Never accuse our student population of lacking for resourcefulness. Especially when it comes to the naked facts about paying for their studies. Just ask Vikkie Richmond, who is selling a print of her breasts on eBay to help get her through the final months of her studies in English and journalism. And it started when she kidded around with friends discussing putting handprints on canvas: she joked about putting her breast prints on canvas. The auction was due to end at 11 p.m. British time April 22.

Gucci hopes it's painting a pretty picture of a kind with this: an ebony-and-beige, coated-canvas, $195 carrying case for Apple's popular iPod digital music player, priced almost equal to an iPod itself. The new accessory sold out in Beverly Hills as of April 20, with a few left in New York and one left in San Jose.

Baggage of a different kind and not designed by Gucci is dogging the ghost of Napster past: music labels and publishers plan to square off against former Napster owner Bertelsmann AG in federal court April 27, claiming Bertelsmann's buying Napster in 2000 - when Napster, long since remade/remodeled into a pay-to-play music service, was still the king of the peer-to-peer world - kept it alive as a music piracy promoter eight months longer than Napster would have lived otherwise and thus cost the music industry $17 billion in lost sales.

Piracy stopping was on the mind of Palisade Systems even as the music business and the ghost of Napster classic prepared to square off: Palisade has unwrapped software it says can identify and block copyright songs even while they're being swapped in cyberspace. The Recording Industry Association of America is backing the Audible Magic-made software heavily enough, while some in the P2P community say they're skeptical of the claims, especially since they haven't yet been given a chance to test the program for themselves.

Louis Nomar got his bid for a shorter sojourn in the calaboose blocked by the 4th Circuit Court of Appeals last week. The circuit court upheld his 77 months in the cage for Internet fraud, posing as a licensed doctor and using his Website to charge $120 for telephone consultations and prescribing prescription drugs including Valium, Xanax, Vicodin, and others. One major problem with his bid for shorter time: he was fool enough to bolt the cops a few days, after he learned his supervised release was revoked, getting himself an extra 17 months for his trouble.

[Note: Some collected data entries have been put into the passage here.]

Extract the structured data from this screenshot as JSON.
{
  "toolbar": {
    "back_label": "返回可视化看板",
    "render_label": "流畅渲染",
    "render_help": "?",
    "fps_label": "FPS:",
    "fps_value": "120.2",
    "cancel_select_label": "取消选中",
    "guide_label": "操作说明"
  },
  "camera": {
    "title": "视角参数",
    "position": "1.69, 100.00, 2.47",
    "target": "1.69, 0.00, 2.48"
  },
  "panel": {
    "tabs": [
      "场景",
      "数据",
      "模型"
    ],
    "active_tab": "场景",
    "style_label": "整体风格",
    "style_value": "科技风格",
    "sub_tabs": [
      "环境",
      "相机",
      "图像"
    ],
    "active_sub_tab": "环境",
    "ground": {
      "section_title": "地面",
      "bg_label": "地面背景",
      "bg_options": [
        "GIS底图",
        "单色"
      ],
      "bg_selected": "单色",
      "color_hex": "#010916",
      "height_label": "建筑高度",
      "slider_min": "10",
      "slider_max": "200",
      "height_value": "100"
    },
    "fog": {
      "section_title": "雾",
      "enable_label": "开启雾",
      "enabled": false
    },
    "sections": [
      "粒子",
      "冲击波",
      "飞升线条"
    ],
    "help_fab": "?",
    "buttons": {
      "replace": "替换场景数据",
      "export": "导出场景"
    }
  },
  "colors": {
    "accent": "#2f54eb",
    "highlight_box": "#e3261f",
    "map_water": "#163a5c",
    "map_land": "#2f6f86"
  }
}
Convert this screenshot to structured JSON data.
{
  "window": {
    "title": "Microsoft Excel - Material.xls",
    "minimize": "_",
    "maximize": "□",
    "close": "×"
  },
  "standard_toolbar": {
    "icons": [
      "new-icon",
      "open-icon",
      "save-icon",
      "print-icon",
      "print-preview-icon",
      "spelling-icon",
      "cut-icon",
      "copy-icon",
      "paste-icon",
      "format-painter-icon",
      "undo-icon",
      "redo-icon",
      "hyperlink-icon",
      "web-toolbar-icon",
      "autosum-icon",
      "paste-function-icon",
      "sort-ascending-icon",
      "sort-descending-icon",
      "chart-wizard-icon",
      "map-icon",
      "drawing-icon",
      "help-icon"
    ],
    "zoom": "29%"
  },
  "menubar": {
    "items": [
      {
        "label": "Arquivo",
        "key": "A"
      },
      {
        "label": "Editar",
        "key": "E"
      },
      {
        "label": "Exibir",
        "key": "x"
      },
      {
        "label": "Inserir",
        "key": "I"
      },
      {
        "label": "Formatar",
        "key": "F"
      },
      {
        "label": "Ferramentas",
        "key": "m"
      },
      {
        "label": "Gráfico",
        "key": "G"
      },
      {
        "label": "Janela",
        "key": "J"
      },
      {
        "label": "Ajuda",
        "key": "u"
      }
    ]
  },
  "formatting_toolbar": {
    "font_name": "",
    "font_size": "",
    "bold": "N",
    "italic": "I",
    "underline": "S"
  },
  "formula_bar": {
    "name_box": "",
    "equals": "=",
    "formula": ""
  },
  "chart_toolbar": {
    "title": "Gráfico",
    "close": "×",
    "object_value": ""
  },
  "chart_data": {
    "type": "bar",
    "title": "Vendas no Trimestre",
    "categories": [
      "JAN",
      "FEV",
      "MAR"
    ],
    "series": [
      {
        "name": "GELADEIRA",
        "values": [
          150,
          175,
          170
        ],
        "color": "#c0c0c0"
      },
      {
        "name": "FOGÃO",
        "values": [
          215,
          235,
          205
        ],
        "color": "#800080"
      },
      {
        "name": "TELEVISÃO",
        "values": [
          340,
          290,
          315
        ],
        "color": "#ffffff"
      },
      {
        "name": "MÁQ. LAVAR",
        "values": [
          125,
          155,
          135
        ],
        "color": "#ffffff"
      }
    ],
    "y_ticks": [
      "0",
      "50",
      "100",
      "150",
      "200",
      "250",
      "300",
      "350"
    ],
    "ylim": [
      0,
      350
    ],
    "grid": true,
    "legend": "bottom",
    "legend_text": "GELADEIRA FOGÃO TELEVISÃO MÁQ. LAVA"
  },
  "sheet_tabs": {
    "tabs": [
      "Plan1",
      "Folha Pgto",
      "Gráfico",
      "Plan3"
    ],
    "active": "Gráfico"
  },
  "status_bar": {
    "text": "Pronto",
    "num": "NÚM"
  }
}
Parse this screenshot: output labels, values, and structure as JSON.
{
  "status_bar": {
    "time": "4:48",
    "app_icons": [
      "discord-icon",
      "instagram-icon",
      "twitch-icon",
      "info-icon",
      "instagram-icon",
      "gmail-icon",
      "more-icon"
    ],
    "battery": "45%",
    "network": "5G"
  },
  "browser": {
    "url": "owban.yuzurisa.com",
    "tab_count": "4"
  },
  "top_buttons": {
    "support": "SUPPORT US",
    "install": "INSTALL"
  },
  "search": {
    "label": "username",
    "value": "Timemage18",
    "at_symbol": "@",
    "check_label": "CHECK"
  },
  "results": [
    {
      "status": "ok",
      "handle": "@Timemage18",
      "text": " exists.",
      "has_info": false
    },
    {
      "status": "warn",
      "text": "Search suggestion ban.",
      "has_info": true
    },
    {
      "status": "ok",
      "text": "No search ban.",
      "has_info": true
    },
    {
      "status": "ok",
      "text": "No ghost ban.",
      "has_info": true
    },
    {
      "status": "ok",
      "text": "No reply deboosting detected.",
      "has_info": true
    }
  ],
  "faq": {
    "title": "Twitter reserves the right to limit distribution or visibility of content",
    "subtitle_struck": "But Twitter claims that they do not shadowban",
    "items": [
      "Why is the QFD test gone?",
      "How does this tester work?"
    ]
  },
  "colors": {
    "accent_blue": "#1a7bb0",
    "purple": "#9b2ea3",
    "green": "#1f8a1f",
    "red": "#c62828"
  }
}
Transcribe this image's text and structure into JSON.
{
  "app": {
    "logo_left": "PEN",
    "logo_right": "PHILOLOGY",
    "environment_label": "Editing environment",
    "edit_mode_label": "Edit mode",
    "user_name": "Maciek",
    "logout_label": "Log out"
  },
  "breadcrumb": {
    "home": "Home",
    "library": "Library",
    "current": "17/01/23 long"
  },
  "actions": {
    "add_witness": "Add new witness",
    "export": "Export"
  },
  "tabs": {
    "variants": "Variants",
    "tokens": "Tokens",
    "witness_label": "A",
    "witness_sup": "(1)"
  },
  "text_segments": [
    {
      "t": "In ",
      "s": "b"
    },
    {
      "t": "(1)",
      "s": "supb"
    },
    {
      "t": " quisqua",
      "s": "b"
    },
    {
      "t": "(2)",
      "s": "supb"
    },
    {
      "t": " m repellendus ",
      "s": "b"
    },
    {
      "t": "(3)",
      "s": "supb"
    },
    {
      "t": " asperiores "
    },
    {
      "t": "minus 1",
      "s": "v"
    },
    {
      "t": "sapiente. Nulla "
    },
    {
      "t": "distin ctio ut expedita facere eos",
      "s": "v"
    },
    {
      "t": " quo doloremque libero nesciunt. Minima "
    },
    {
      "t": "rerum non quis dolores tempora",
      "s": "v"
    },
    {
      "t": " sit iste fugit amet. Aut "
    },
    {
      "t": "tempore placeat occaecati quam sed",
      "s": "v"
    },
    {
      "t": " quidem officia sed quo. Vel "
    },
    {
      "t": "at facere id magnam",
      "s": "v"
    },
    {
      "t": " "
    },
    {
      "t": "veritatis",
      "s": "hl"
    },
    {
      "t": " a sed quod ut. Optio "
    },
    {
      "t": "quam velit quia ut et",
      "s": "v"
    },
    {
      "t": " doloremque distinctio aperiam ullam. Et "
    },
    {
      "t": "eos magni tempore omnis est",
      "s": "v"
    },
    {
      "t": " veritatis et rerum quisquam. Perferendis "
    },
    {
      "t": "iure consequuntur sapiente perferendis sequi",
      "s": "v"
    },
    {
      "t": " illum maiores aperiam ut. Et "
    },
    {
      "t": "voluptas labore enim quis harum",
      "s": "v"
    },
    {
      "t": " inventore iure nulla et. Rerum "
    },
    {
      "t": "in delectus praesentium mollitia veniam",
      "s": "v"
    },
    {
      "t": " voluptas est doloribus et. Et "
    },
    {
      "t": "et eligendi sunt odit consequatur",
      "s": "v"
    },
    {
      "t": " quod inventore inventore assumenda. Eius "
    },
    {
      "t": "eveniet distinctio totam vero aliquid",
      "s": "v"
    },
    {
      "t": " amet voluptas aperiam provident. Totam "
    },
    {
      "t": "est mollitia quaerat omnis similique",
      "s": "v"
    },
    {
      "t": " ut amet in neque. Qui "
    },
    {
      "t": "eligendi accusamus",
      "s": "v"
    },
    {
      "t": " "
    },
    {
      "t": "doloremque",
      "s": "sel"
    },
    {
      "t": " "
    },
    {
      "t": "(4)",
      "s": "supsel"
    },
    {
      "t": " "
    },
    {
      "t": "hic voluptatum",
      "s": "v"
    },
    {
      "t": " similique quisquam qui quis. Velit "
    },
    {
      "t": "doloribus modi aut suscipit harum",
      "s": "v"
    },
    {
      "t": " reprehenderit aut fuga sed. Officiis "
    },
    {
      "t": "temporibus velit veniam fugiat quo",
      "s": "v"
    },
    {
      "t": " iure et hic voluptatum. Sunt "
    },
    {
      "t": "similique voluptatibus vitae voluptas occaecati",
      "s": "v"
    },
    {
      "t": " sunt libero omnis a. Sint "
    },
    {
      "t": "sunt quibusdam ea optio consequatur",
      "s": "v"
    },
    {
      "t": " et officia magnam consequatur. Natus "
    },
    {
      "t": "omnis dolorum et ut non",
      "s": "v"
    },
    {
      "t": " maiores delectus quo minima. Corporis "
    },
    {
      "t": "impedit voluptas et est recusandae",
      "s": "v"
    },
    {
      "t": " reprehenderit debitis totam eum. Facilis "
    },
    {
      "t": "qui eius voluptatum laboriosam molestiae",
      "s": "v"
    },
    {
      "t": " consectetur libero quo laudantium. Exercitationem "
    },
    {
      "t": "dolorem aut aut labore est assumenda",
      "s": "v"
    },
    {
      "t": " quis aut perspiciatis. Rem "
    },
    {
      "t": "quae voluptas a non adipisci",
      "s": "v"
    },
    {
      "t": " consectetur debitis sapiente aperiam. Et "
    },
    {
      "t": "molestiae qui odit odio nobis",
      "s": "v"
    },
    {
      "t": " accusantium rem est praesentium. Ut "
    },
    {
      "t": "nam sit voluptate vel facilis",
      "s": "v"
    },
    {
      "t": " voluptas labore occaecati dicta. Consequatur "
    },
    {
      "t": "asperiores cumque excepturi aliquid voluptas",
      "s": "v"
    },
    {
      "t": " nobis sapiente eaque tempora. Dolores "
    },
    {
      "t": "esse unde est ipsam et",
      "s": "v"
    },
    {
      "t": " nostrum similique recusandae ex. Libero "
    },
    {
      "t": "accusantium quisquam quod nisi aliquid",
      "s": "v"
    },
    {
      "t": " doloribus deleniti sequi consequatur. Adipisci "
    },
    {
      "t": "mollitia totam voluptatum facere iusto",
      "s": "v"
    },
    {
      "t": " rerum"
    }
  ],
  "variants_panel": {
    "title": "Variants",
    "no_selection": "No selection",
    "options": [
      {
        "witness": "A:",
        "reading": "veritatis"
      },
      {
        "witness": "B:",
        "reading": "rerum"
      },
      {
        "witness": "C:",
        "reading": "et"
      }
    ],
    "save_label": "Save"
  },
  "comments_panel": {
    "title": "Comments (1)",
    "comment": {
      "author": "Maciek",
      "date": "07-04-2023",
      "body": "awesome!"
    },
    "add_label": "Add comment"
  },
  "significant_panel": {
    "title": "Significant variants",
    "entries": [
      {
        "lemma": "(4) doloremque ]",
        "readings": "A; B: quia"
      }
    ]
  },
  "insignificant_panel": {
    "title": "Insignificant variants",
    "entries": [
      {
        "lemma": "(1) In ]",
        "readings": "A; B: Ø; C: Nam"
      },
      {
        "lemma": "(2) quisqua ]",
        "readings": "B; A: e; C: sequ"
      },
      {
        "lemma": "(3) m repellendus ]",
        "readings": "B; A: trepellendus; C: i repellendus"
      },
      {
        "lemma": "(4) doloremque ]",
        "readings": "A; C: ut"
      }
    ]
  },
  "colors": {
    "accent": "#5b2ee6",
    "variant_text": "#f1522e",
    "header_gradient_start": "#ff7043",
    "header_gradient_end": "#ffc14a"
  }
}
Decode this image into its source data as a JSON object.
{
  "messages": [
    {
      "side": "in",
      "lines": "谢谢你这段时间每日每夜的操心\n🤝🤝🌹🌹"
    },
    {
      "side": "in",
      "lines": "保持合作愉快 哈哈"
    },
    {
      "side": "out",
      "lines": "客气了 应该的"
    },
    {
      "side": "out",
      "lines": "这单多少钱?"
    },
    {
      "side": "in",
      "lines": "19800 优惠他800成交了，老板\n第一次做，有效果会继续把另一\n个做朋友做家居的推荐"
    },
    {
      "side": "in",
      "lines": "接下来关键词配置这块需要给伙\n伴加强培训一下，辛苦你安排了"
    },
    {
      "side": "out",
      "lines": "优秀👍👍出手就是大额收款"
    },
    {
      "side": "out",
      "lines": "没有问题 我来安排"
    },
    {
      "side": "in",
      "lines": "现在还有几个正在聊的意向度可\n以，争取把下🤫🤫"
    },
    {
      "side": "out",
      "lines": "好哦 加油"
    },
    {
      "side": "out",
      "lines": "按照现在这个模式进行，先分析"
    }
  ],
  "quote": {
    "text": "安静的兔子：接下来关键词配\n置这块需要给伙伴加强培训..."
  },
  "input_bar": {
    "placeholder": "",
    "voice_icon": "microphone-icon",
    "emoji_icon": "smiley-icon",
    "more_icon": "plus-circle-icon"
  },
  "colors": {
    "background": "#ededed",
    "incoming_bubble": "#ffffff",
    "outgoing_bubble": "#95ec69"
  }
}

Meanwhile, yonder across the Pacific, a Philippines-based company has unwrapped software it claims will keep you from having to bolt your Windows-based programs if you want to use Linux as your operating system. SpecOps Labs says the software, which it calls a bridge program, will make it seem as though you've got Windows anyway. Microsoft's Philippines spokeswoman says they can't comment until they know more about the software, which SpecOps says will be available commercially by year's end at a price yet to be determined.